Mount Everest, by Sven Hedin

In 1923, Sven Hedin released Mount Everest in response to the recent climbs on the mountain by the British. The tome is a collection of articles about Everest and its environs, including several commentaries on the expeditions in response to the news coming from the mountain. I read the German edition, though there are concurrent editions in Swedish and Czech. Hedin is well-versed in the history of exploration of the area, and he uses his knowledge to show that the British were perhaps not the pioneers they professed to be. In one article, he quotes manuscripts he viewed in Italy and Germany by Jesuit missionaries that profess strikingly similar itineraries as the British Mount Everest expeditions and even describe a mountain far taller than any other around it when they are in the region. Hedin additionally cites the mapping of the Everest region by Buddhist scholars at the behest of Jesuits in Peking in 1717, which later worked its way into D'Anville's 1733 Asian atlas. The author certainly has it out for these supposed experts, and he jibes them for anything from their big gaffs of claiming to be the first Europeans to travel the area and first to map it to a mildly unflattering bit of syntax by Wollaston in their newly released Everest: The Reconnaissance 1921. The final article is about the geological formation of salty lakes in Tibet, with Hedin trying to work out their origin.

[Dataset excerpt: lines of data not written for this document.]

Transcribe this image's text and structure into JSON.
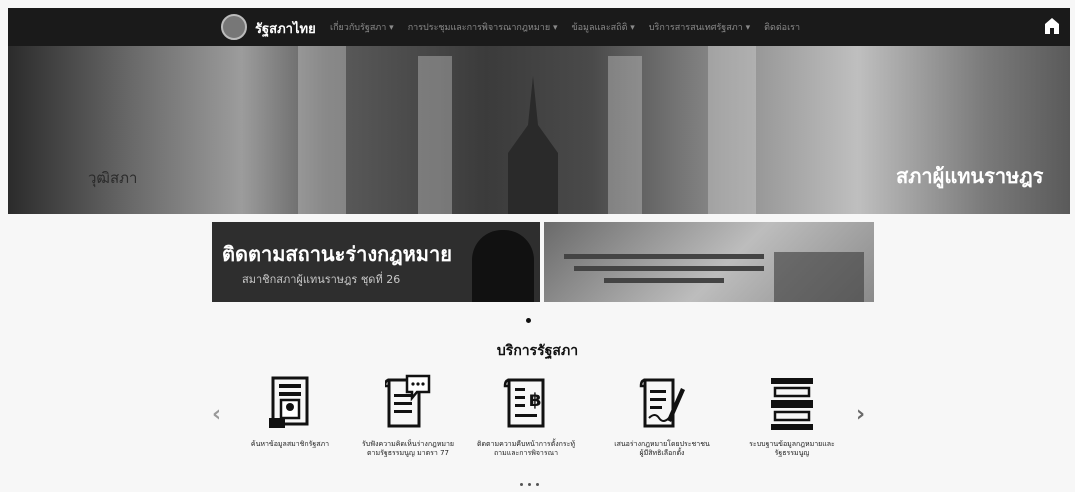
{
  "header": {
    "site_name": "รัฐสภาไทย",
    "nav": [
      "เกี่ยวกับรัฐสภา ▾",
      "การประชุมและการพิจารณากฎหมาย ▾",
      "ข้อมูลและสถิติ ▾",
      "บริการสารสนเทศรัฐสภา ▾",
      "ติดต่อเรา"
    ],
    "icons": {
      "logo": "parliament-logo-icon",
      "home": "home-icon"
    }
  },
  "hero": {
    "left_label": "วุฒิสภา",
    "right_label": "สภาผู้แทนราษฎร"
  },
  "banners": [
    {
      "title": "ติดตามสถานะร่างกฎหมาย",
      "subtitle": "สมาชิกสภาผู้แทนราษฎร ชุดที่ 26"
    },
    {
      "title": ""
    }
  ],
  "services": {
    "title": "บริการรัฐสภา",
    "items": [
      {
        "label": "ค้นหาข้อมูลสมาชิกรัฐสภา",
        "icon": "member-card-icon"
      },
      {
        "label": "รับฟังความคิดเห็นร่างกฎหมาย ตามรัฐธรรมนูญ มาตรา 77",
        "icon": "document-comment-icon"
      },
      {
        "label": "ติดตามความคืบหน้าการตั้งกระทู้ ถามและการพิจารณา",
        "icon": "document-money-icon"
      },
      {
        "label": "เสนอร่างกฎหมายโดยประชาชน ผู้มีสิทธิเลือกตั้ง",
        "icon": "document-sign-icon"
      },
      {
        "label": "ระบบฐานข้อมูลกฎหมายและรัฐธรรมนูญ",
        "icon": "bookshelf-icon"
      }
    ],
    "prev_label": "‹",
    "next_label": "›"
  }
}
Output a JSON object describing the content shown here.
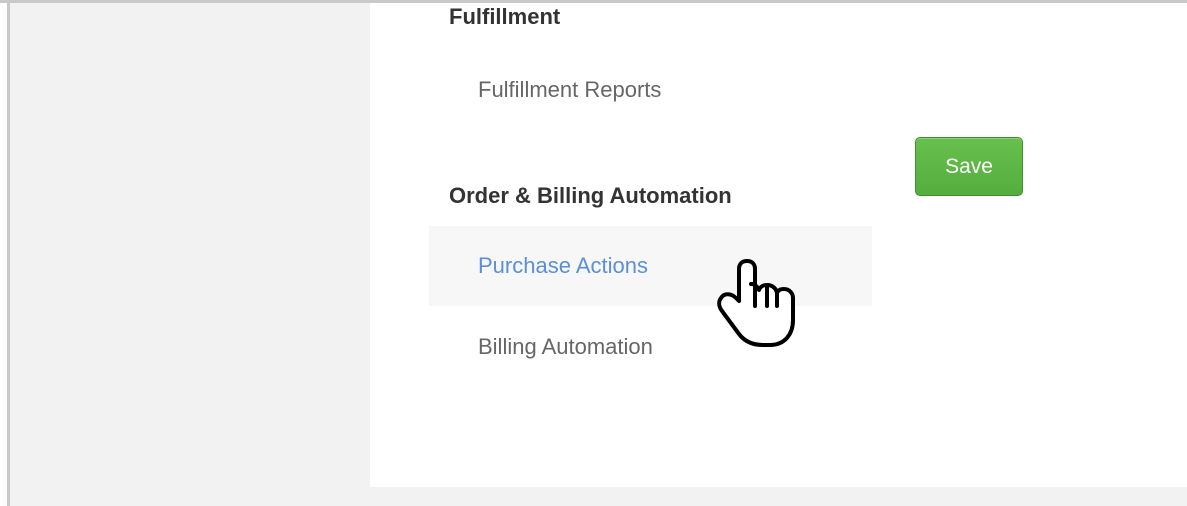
{
  "sections": {
    "fulfillment": {
      "heading": "Fulfillment",
      "links": {
        "fulfillment_reports": "Fulfillment Reports"
      }
    },
    "order_billing": {
      "heading": "Order & Billing Automation",
      "links": {
        "purchase_actions": "Purchase Actions",
        "billing_automation": "Billing Automation"
      }
    }
  },
  "actions": {
    "save_label": "Save"
  },
  "state": {
    "hovered_link": "Purchase Actions"
  },
  "colors": {
    "link_default": "#666666",
    "link_hover": "#5b8fd6",
    "save_button": "#5cb541",
    "sidebar_background": "#f2f2f2"
  },
  "icons": {
    "cursor": "hand-pointer-cursor-icon"
  }
}
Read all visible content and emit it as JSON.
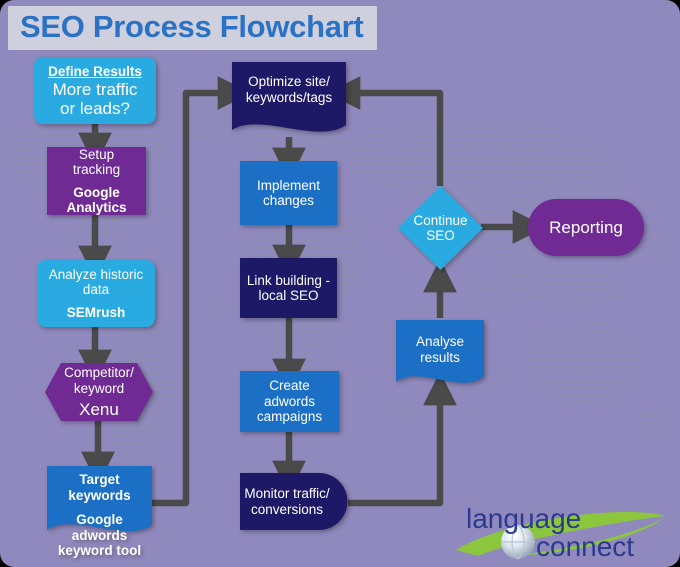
{
  "page": {
    "title": "SEO Process Flowchart",
    "background_color": "#9089bd",
    "title_banner_color": "#cfd0dd",
    "title_text_color": "#2b72c4"
  },
  "palette": {
    "cyan": "#29abe2",
    "blue": "#1b6fc4",
    "navy": "#1e1966",
    "purple": "#6f2a94",
    "arrow": "#4a4a4a",
    "map_dots": "#8a8fb0",
    "logo_text": "#2b3a8f",
    "logo_swoosh": "#8cc63f"
  },
  "nodes": {
    "define_results": {
      "heading": "Define Results",
      "line1": "More traffic",
      "line2": "or leads?",
      "shape": "rounded-rectangle",
      "color": "#29abe2"
    },
    "setup_tracking": {
      "line1": "Setup",
      "line2": "tracking",
      "tool": "Google",
      "tool2": "Analytics",
      "shape": "rectangle",
      "color": "#6f2a94"
    },
    "analyze_historic": {
      "line1": "Analyze historic",
      "line2": "data",
      "tool": "SEMrush",
      "shape": "rounded-rectangle",
      "color": "#29abe2"
    },
    "competitor_keyword": {
      "line1": "Competitor/",
      "line2": "keyword",
      "tool": "Xenu",
      "shape": "hexagon",
      "color": "#6f2a94"
    },
    "target_keywords": {
      "line1": "Target keywords",
      "tool": "Google adwords",
      "tool2": "keyword tool",
      "shape": "document-wave",
      "color": "#1b6fc4"
    },
    "optimize_site": {
      "line1": "Optimize site/",
      "line2": "keywords/tags",
      "shape": "document-wave",
      "color": "#1e1966"
    },
    "implement_changes": {
      "line1": "Implement",
      "line2": "changes",
      "shape": "rectangle",
      "color": "#1b6fc4"
    },
    "link_building": {
      "line1": "Link building -",
      "line2": "local SEO",
      "shape": "rectangle",
      "color": "#1e1966"
    },
    "create_adwords": {
      "line1": "Create adwords",
      "line2": "campaigns",
      "shape": "rectangle",
      "color": "#1b6fc4"
    },
    "monitor_traffic": {
      "line1": "Monitor traffic/",
      "line2": "conversions",
      "shape": "rounded-right-rectangle",
      "color": "#1e1966"
    },
    "analyse_results": {
      "line1": "Analyse",
      "line2": "results",
      "shape": "document-wave",
      "color": "#1b6fc4"
    },
    "continue_seo": {
      "line1": "Continue",
      "line2": "SEO",
      "shape": "diamond",
      "color": "#29abe2"
    },
    "reporting": {
      "line1": "Reporting",
      "shape": "oval",
      "color": "#6f2a94"
    }
  },
  "logo": {
    "word1": "language",
    "word2": "connect"
  }
}
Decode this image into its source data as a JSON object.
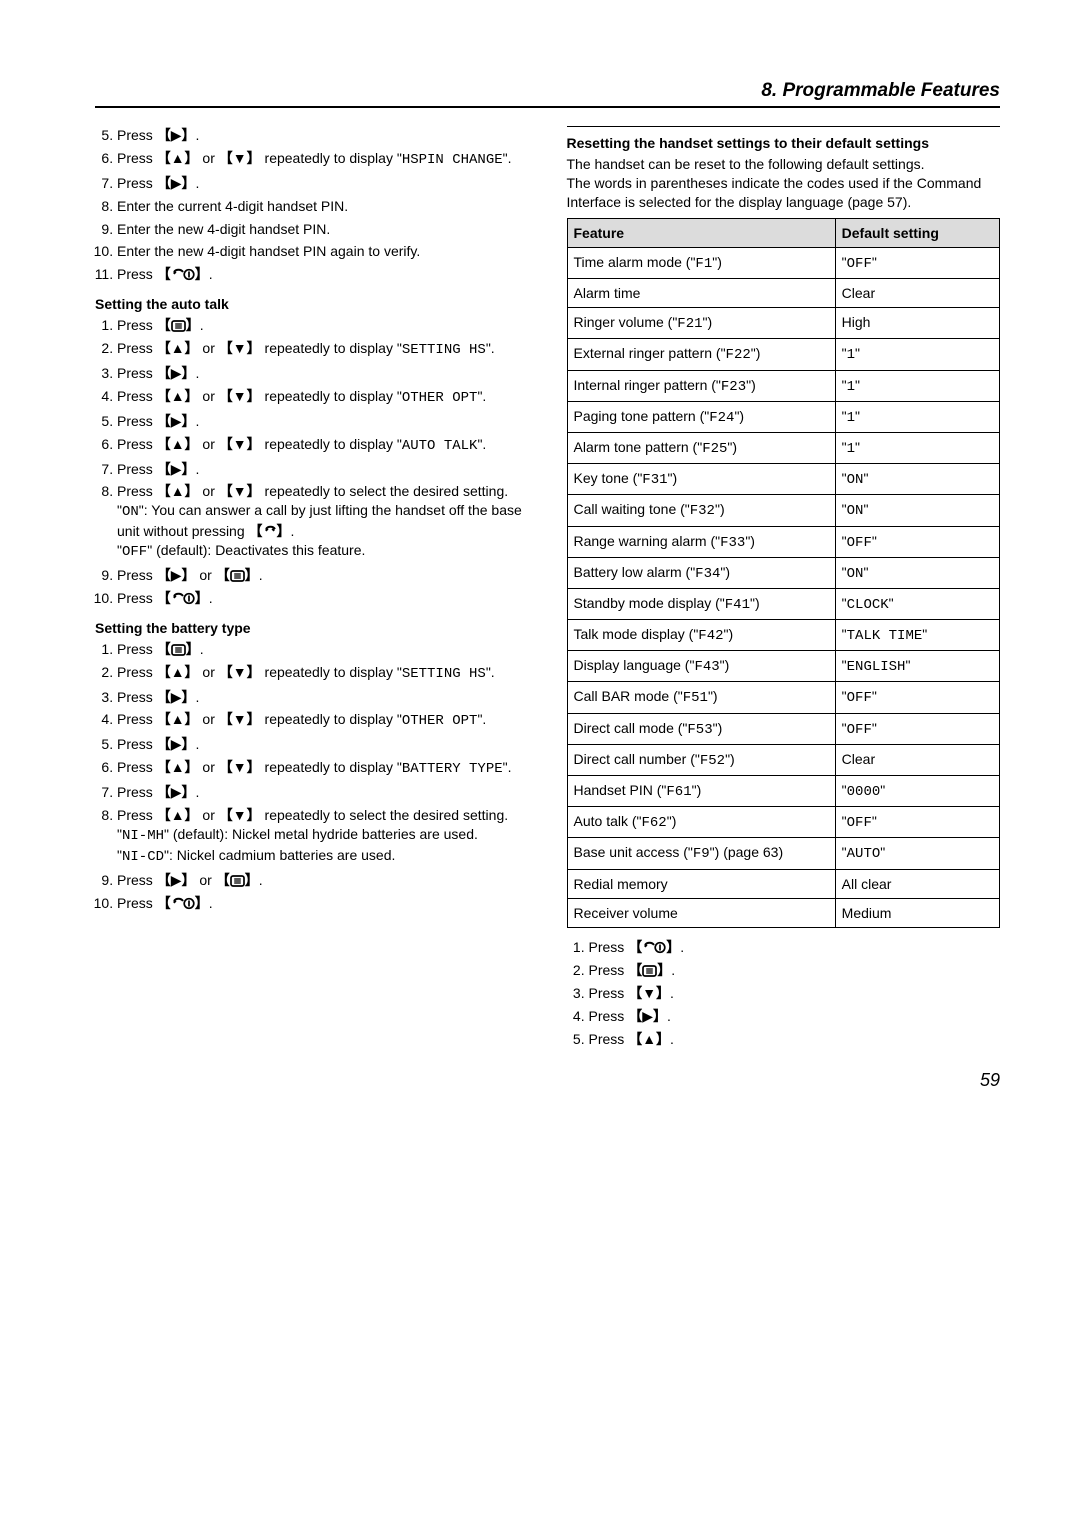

His commentary on the climbs is a bit of fresh air from the propaganda machine of Younghusband. Whereas Younghusband expounds the heroic in his many writings, such as  The Epic of Mount Everest, Hedin provides a cold dose of criticism. His first article, written before the serious climbing commenced, cited the climb by the Duke of Abruzzi's expedition on Bride Peak, in which the party had to turn around almost at the summit at 24,000 feet due to the impossibility of venturing further. The British are over-proud to think that they can scale a peak of 29,000 feet! He also doubts the efficacy of a bottled-oxygen system, especially given its capacity-to-weight ratio at the current time. He, justifiably, complains that the British are saving Everest for themselves, and that there are a number of well-trained mountaineers from other countries who are equally or more capable of making an attempt. He has to retract some of his statements in later articles when her responds to the 1922 news of the British making it to 27,300 feet using supplementary oxygen and 26,700 without. He still withholds praise however. He remains doubtful that the British will make to the top anytime soon. Why not just use an airplane?